Ia ser mais uma nas coisas que eu deixei pra trás. Sonhos ali empilhados na estante junto com uma máquina com filme pela metade e uma porção de livros que pouco me interessa o final. Tudo inacabado, feito eu. A única coisa que eu conseguia sentir era dor. Punhal enferrujado no coração devia doer uma dor feito aquela. Desilusão. Mais uma pra botar na estante. De novo. O inferno. Tudo que lembro daquele dia foi ter me enfiado numa cama qualquer com um desses caras de sempre e quase ter chorado baixinho no começo de tudo. Mas depois gozei. Acho, nem lembro. Só lembro dele me dizendo que ia ficar tudo bem enquanto me dava suco pronto de maracujá. Desses de pozinho. Era tudo que eu precisava, no fim das contas. Aí decidi que não dava pra negligenciar a vida por mais um ano. Fui lá e fiz. Chorando, mas terminei tudo que tinha que fazer. De novo estava eu naquela cidade chata carregando documentos e subindo ladeiras. Conferindo no mapa o sentido do metrô. Dóia um pouco ainda. Lá dói um pouco mais. Inferno de cidade empacada. Mas eu ia sobreviver. Ia colocar a desilusão do lado das coisas que eu não uso mais, ali na estante. Estante das desilusões. Era problema de quem esperava demais da vida. Certamente. Depois tudo foi indo. Às vezes doía, mas doer acaba que dói sempre. Não era a primeira vez. Era isso: não era a primeira vez. 

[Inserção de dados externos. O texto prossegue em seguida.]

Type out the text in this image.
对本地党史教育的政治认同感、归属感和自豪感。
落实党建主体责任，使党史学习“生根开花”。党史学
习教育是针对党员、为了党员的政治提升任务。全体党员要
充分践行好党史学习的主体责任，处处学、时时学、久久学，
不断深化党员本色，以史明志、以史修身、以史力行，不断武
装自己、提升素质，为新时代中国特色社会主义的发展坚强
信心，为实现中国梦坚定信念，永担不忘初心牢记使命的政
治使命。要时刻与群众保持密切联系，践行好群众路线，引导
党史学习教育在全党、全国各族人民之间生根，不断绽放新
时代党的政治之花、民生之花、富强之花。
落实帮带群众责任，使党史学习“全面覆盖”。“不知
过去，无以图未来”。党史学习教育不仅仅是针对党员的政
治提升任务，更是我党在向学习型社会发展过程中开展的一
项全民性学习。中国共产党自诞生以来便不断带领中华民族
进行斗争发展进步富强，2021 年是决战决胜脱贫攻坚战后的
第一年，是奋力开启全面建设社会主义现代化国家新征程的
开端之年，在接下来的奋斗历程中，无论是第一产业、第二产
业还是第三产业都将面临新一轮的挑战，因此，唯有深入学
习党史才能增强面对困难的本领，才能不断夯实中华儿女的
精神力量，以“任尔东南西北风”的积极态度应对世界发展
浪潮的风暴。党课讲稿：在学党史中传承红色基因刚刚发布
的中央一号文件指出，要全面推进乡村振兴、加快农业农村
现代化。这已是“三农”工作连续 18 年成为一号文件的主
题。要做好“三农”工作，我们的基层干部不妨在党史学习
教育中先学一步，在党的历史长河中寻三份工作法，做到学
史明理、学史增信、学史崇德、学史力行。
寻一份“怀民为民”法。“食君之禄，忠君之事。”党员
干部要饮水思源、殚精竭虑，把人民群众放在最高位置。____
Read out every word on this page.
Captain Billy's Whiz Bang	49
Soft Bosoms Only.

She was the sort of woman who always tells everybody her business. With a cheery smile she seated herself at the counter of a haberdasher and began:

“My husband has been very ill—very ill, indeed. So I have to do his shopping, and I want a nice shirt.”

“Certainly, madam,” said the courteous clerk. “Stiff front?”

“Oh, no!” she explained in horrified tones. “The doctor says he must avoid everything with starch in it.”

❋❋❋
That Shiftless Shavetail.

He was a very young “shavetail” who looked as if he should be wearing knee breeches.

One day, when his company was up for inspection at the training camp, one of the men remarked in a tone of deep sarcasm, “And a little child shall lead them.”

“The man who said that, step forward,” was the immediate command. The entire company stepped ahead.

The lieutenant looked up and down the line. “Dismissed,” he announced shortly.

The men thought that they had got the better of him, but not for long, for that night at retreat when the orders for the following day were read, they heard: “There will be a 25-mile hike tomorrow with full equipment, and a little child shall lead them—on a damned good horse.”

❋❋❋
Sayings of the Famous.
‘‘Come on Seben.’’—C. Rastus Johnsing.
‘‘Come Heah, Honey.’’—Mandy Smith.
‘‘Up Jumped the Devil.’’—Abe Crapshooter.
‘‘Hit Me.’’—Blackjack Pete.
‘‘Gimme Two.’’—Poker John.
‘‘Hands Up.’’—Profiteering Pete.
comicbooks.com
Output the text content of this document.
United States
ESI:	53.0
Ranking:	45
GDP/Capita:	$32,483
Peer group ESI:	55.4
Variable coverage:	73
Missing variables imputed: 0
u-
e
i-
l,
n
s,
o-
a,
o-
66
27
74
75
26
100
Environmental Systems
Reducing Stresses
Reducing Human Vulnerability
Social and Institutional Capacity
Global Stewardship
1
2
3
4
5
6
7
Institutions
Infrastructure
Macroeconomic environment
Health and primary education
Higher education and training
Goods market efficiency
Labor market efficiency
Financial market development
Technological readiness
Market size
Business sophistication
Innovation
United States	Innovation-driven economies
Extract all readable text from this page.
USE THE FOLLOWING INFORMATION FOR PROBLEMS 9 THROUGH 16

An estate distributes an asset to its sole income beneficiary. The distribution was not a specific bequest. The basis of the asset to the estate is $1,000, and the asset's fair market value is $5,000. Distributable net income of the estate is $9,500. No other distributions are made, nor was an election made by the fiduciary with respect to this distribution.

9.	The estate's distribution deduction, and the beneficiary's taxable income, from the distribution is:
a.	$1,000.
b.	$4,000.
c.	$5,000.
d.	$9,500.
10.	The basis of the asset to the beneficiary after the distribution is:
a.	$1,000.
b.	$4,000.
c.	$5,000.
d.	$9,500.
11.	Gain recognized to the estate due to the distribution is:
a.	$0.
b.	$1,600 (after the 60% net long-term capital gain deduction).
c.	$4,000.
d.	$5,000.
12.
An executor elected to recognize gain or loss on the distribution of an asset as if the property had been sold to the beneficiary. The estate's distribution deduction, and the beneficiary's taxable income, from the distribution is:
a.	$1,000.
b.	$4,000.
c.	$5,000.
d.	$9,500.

Deve fazer um mês, mais ou menos - talvez menos, não me lembro bem. Sei que faz uma semana que voltei de viagem e percebi o mundaréu de coisas que a gente deixa pra trás. Meus livros, minha paixão pela fotografia, minha mania de dançar, meu gosto pelo futebol e minha vida. Lá estava eu deixando minha vida pra trás mais uma vez. Que perigo. Aí resolvi que não dava. Voltei com os livros, prometi deixar tudo em ordem, acordar cedo. Não dá pra ficar fazendo doer pra sempre. Por que é que eu me maltratava assim? Seja o que for, se um dia valeu, hoje não vale mais a pena. Daí dei de andar na chuva, dar trela pra desconhecido, sair pra dançar sempre que der e ler antes de dormir. Quando tiver tempo volto a fotografar também. Fiquei sabendo de gente que comenta futebol. Voltei a ver futebol. Ouvi que é muito legal que eu saiba sobre diversos assuntos. Começo a achar engraçado o espanto que, de quando em vez, meu cabelo causa. Sei que sou perdida e louca. Aceitei. Gosto de mim assim, mesmo que esse "ser assim" me cause formigamentos nas pontas dos dedos. Dia desses andei na chuva, descabelada, ouvindo música. Sozinha. Sou, primordialmente, uma pessoa sozinha. Sorri baixinho, como quem descobre um grande segredo. Quase chorei de levinho quando me li comentando futebol de novo. Senti leve orgulho de conseguir ler meio livro em dois dias. Volto a ser eu. Dia atrás ele me fez dançar de novo. Sou feliz quando danço com ele, coisa besta dessas pensei descendo do carro e aí quase pensei que talvez, quem sabe, ele fosse a escolha certa a se fazer e que a escolha às vezes está mais perto do que imaginamos, o grande clichê. Mas ele não é a única pessoa que dança no mundo, e talvez essa seja a grande chave de tudo. Tem muita gente pra dançar comigo no mundo. E pensando assim, sei que volto a ser livre, como sempre fui. Percebi o mundaréu de coisas que a gente deixa pra trás. No meio delas, estava eu. E aí eu me fiz dançar de novo.